Sikve the following by using substitution method
x=3y -5
6x-18y = -30
I got this far and I'm stuck
6(3y-5) - 18y = -30
18y - 30 - 18y = -30
-30 = -30
So this doesn't make sense anymore
you did nothing wrong.
Notice that if you divide your second equation by 6 , you get
x - 3y = -5, which is really the same as your first equation.
So you were actually only given one equation twice.

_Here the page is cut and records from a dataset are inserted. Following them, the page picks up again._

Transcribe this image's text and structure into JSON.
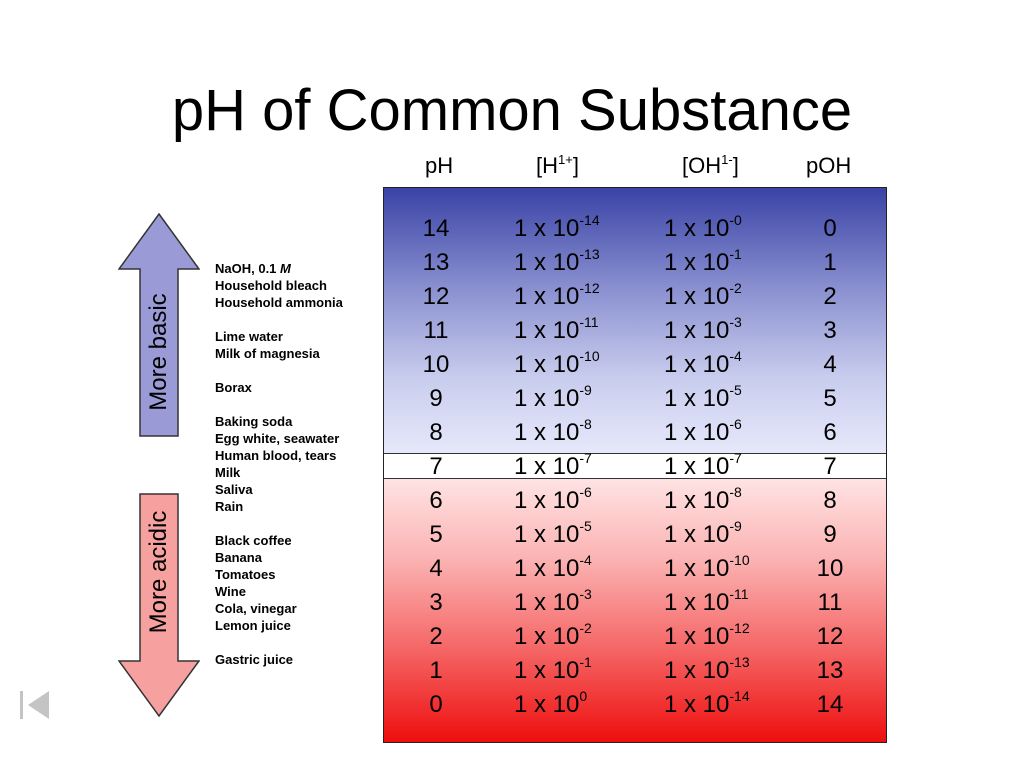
{
  "title": "pH of Common Substance",
  "headers": {
    "ph": "pH",
    "h_base": "[H",
    "h_sup": "1+",
    "h_close": "]",
    "oh_base": "[OH",
    "oh_sup": "1-",
    "oh_close": "]",
    "poh": "pOH"
  },
  "rows": [
    {
      "ph": "14",
      "h_base": "1 x 10",
      "h_exp": "-14",
      "oh_base": "1 x 10",
      "oh_exp": "-0",
      "poh": "0"
    },
    {
      "ph": "13",
      "h_base": "1 x 10",
      "h_exp": "-13",
      "oh_base": "1 x 10",
      "oh_exp": "-1",
      "poh": "1"
    },
    {
      "ph": "12",
      "h_base": "1 x 10",
      "h_exp": "-12",
      "oh_base": "1 x 10",
      "oh_exp": "-2",
      "poh": "2"
    },
    {
      "ph": "11",
      "h_base": "1 x 10",
      "h_exp": "-11",
      "oh_base": "1 x 10",
      "oh_exp": "-3",
      "poh": "3"
    },
    {
      "ph": "10",
      "h_base": "1 x 10",
      "h_exp": "-10",
      "oh_base": "1 x 10",
      "oh_exp": "-4",
      "poh": "4"
    },
    {
      "ph": "9",
      "h_base": "1 x 10",
      "h_exp": "-9",
      "oh_base": "1 x 10",
      "oh_exp": "-5",
      "poh": "5"
    },
    {
      "ph": "8",
      "h_base": "1 x 10",
      "h_exp": "-8",
      "oh_base": "1 x 10",
      "oh_exp": "-6",
      "poh": "6"
    },
    {
      "ph": "7",
      "h_base": "1 x 10",
      "h_exp": "-7",
      "oh_base": "1 x 10",
      "oh_exp": "-7",
      "poh": "7"
    },
    {
      "ph": "6",
      "h_base": "1 x 10",
      "h_exp": "-6",
      "oh_base": "1 x 10",
      "oh_exp": "-8",
      "poh": "8"
    },
    {
      "ph": "5",
      "h_base": "1 x 10",
      "h_exp": "-5",
      "oh_base": "1 x 10",
      "oh_exp": "-9",
      "poh": "9"
    },
    {
      "ph": "4",
      "h_base": "1 x 10",
      "h_exp": "-4",
      "oh_base": "1 x 10",
      "oh_exp": "-10",
      "poh": "10"
    },
    {
      "ph": "3",
      "h_base": "1 x 10",
      "h_exp": "-3",
      "oh_base": "1 x 10",
      "oh_exp": "-11",
      "poh": "11"
    },
    {
      "ph": "2",
      "h_base": "1 x 10",
      "h_exp": "-2",
      "oh_base": "1 x 10",
      "oh_exp": "-12",
      "poh": "12"
    },
    {
      "ph": "1",
      "h_base": "1 x 10",
      "h_exp": "-1",
      "oh_base": "1 x 10",
      "oh_exp": "-13",
      "poh": "13"
    },
    {
      "ph": "0",
      "h_base": "1 x 10",
      "h_exp": "0",
      "oh_base": "1 x 10",
      "oh_exp": "-14",
      "poh": "14"
    }
  ],
  "substances": [
    {
      "text": "NaOH, 0.1 ",
      "italic": "M"
    },
    {
      "text": "Household bleach"
    },
    {
      "text": "Household ammonia"
    },
    {
      "text": ""
    },
    {
      "text": "Lime water"
    },
    {
      "text": "Milk of magnesia"
    },
    {
      "text": ""
    },
    {
      "text": "Borax"
    },
    {
      "text": ""
    },
    {
      "text": "Baking soda"
    },
    {
      "text": "Egg white, seawater"
    },
    {
      "text": "Human blood, tears"
    },
    {
      "text": "Milk"
    },
    {
      "text": "Saliva"
    },
    {
      "text": "Rain"
    },
    {
      "text": ""
    },
    {
      "text": "Black coffee"
    },
    {
      "text": "Banana"
    },
    {
      "text": "Tomatoes"
    },
    {
      "text": "Wine"
    },
    {
      "text": "Cola, vinegar"
    },
    {
      "text": "Lemon juice"
    },
    {
      "text": ""
    },
    {
      "text": "Gastric juice"
    }
  ],
  "arrows": {
    "basic_label": "More basic",
    "acidic_label": "More acidic",
    "basic_color": "#9a9bd6",
    "acidic_color": "#f7a0a0"
  },
  "nav": {
    "icon": "first-slide-icon"
  }
}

In general, if you solve using proper algebra and your variables disappear, one of two things can happen
1. the resulting statement is TRUE.
in that case, there will be an infinite number of correct solutions. This is your case
2. the resulting statement in FALSE.
in that case there is no solution.
So your pair of equations have an infinite number of solutions, just form a table of values for
x = 3y - 5 to get a few of them if you have to
So some possible answers would be:
(13,6)
(22,9)
etc:
is that correct then?
To solve the given system of equations using the substitution method, follow these steps:
1. Start with equation 1: x = 3y - 5.
2. Substitute equation 1 into equation 2, replacing x with (3y - 5):
6(3y - 5) - 18y = -30.
3. Simplify the equation by distributing and combining like terms:
18y - 30 - 18y = -30.
This equation simplifies to -30 = -30.
4. Notice that we obtained a true statement (-30 = -30) rather than a false statement.
This means that the equations in the system are dependent, and all values of x and y will satisfy both equations.
In this case, the given system represents a dependent system, meaning there are infinitely many solutions. The equations represent the same line on a graph, and every point on that line constitutes a solution to the system.